Espero que o natal de todos tenha sido bom.

Há alguns dias assisti um documentário bem legal, intitulado TBP AFK
(que é uma abreviação para The Pirate Bay Away From Keyboard).

Para quem nunca ouviu falar, pode buscar informações sobre na página da
Wikipédia:

https://pt.wikipedia.org/wiki/TPB_AFK

E também pode assistir gratuitamente no Libreflix:

https://libreflix.org/i/tpb-afk

O documentário fala sobre a polêmica que envolveu o site The Pirate
Bay, e como a indústria do entretenimento ligada ao copyright atacou o
grupo que mantinha o serviço usando táticas sujas e enganosas.

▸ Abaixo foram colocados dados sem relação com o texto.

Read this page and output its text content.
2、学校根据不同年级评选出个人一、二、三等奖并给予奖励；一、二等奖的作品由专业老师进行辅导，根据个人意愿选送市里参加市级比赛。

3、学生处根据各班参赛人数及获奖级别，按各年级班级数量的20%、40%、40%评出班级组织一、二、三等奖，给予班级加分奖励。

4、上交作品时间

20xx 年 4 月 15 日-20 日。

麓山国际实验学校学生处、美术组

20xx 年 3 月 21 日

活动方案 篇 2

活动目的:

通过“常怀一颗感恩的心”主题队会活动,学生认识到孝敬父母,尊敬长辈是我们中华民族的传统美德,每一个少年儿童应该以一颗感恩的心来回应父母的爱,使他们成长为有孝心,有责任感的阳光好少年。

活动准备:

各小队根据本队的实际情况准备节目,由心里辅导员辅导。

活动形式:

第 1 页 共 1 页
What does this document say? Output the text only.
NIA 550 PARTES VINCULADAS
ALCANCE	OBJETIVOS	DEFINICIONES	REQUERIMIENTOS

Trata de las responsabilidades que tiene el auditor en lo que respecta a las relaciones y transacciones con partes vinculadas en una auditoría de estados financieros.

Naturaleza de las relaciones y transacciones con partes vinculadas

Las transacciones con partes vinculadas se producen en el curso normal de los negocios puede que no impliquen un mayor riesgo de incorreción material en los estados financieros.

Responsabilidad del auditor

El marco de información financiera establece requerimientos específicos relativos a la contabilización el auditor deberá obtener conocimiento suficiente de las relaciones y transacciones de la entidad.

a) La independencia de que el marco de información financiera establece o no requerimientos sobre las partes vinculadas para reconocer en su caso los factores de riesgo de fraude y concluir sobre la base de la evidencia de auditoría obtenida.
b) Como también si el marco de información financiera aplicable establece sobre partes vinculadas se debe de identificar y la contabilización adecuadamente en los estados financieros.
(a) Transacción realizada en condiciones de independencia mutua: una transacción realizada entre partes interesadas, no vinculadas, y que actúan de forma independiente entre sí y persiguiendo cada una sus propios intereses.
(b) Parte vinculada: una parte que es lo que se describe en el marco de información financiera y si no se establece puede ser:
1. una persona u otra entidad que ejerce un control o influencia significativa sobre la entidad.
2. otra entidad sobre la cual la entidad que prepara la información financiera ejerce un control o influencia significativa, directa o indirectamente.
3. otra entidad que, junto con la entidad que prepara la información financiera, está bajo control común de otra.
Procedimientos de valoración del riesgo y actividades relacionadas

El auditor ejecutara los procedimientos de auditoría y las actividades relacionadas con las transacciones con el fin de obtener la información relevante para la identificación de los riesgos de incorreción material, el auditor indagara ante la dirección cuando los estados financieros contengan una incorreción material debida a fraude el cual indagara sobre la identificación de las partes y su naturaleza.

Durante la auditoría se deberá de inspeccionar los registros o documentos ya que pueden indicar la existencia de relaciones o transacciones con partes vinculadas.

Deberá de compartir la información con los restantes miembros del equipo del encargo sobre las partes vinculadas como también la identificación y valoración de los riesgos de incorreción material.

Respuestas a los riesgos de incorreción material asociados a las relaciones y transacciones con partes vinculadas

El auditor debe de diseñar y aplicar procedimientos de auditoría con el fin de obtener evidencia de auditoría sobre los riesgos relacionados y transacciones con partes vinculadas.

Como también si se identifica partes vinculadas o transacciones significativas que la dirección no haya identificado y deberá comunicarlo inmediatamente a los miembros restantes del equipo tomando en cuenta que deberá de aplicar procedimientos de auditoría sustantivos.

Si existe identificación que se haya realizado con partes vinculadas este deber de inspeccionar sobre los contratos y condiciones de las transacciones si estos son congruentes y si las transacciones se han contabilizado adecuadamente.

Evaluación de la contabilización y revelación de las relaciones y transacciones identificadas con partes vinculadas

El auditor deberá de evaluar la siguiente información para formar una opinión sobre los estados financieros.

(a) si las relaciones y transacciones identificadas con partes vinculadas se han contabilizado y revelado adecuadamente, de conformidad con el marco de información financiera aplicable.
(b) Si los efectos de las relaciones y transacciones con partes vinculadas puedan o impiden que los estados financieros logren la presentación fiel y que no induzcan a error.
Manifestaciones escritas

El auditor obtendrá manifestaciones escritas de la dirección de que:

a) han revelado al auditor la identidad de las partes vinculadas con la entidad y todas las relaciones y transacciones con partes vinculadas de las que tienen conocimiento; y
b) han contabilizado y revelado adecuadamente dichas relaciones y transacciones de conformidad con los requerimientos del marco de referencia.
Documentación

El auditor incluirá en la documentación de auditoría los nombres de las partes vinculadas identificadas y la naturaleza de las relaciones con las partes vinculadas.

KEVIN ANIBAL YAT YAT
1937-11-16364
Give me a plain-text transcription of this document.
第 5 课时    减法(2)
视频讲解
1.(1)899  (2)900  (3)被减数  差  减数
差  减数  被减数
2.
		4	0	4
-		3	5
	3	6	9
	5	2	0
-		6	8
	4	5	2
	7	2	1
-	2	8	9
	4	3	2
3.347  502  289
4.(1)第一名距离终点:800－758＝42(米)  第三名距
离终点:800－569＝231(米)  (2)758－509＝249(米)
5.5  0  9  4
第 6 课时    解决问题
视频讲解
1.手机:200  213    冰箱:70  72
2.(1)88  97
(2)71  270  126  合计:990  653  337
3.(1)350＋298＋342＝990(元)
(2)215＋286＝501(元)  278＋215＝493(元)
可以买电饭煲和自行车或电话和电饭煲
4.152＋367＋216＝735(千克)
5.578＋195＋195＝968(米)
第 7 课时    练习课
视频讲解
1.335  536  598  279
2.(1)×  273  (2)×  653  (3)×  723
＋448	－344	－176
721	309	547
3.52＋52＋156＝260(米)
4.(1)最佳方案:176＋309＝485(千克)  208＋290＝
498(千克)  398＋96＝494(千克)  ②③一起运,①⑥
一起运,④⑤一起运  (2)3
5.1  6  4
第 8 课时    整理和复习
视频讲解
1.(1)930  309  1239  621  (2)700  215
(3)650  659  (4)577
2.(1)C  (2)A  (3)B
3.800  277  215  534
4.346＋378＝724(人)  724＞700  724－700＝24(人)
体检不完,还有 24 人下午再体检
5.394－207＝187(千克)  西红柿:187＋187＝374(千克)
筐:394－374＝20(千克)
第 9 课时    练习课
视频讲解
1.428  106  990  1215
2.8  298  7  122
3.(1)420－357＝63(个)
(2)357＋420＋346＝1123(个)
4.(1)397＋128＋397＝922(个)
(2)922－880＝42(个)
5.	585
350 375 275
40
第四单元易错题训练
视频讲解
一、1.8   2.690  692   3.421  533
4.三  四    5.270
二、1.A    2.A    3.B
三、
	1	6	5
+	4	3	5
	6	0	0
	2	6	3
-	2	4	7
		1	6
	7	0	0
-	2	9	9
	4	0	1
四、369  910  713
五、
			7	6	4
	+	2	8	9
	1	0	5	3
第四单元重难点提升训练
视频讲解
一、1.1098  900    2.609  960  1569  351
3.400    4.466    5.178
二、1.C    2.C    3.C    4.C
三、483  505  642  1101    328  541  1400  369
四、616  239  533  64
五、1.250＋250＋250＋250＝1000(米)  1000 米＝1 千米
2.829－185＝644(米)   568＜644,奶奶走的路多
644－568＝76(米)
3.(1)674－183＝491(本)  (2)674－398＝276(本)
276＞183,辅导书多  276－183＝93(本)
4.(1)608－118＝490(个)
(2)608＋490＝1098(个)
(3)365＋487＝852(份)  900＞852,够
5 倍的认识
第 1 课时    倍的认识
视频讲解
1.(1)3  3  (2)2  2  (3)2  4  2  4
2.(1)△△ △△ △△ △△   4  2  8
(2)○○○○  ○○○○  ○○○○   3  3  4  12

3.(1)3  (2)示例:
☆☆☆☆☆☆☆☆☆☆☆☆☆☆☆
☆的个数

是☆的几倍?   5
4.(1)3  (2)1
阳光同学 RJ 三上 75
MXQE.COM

É fato
que o serviço foi negligente com muitas violações de copyright, porém o
ponto apresentado no documentário é a abordagem arcaica, antiética e
ineficaz escolhida pela indústria para tentar resolver a questão.

Comecemos falando do título: TBP AFK. O que isso significa?

Pois bem, para quem não conhece (o que acho difícil, mas vamos lá), o
site The Pirate Bay foi criado por um pequeno grupo na Suécia, e era
mantido por 3 pessoas que basicamente se comunicavam por IRC e listas
de e-mail.

O nome do serviço pode induzir a pensar que a intenção era compartilhar
conteúdo sem permissão (prática que algumas pessoas insistem em igualar
à de atacar e saquear barcos). Porém isso nada mais era que uma
provocação a essa estranha comparação.

O site foi (e ainda é) um grande expoente do tráfego de dados global
(pela Internet), e indexador de magnet links (ou .torrent), que as
pessoas poderiam usar para buscar filmes, músicas, documentos e
qualquer outro tipo de conteúdo indexado.

Infelizmente o que acabou acontecendo é que muitos dos usuários
compartilhavam conteúdo sobre o qual não tinham direitos de
compartilhamento (ao menos não em uma proporção global como a da
Internet). Isso levou a uma série de denúncias e pedidos dos detentores
de copyright de que o conteúdo fosse removido do site.

O que ocorre é que na prática o conteúdo não estava no TBP, apenas
indexado, e nas leis suecas, não é crime indexar ou facilitar o acesso
ao conteúdo compartilhado dessa maneira. Logo, nada era feito, e o
grupo respondia a esses pedidos dizendo que quem deveria ser contatado
era quem compartilhou o conteúdo e não eles.

O termo AFK é explicado no próprio documentário. O objetivo é colocar
um contraponto ao termo "na vida real", que induz a pensar que o que
ocorre na Internet não é real. Durante a inquirição no tribunal o grupo
explica que usam AFK e não "no mundo real", pois na prática tudo é real.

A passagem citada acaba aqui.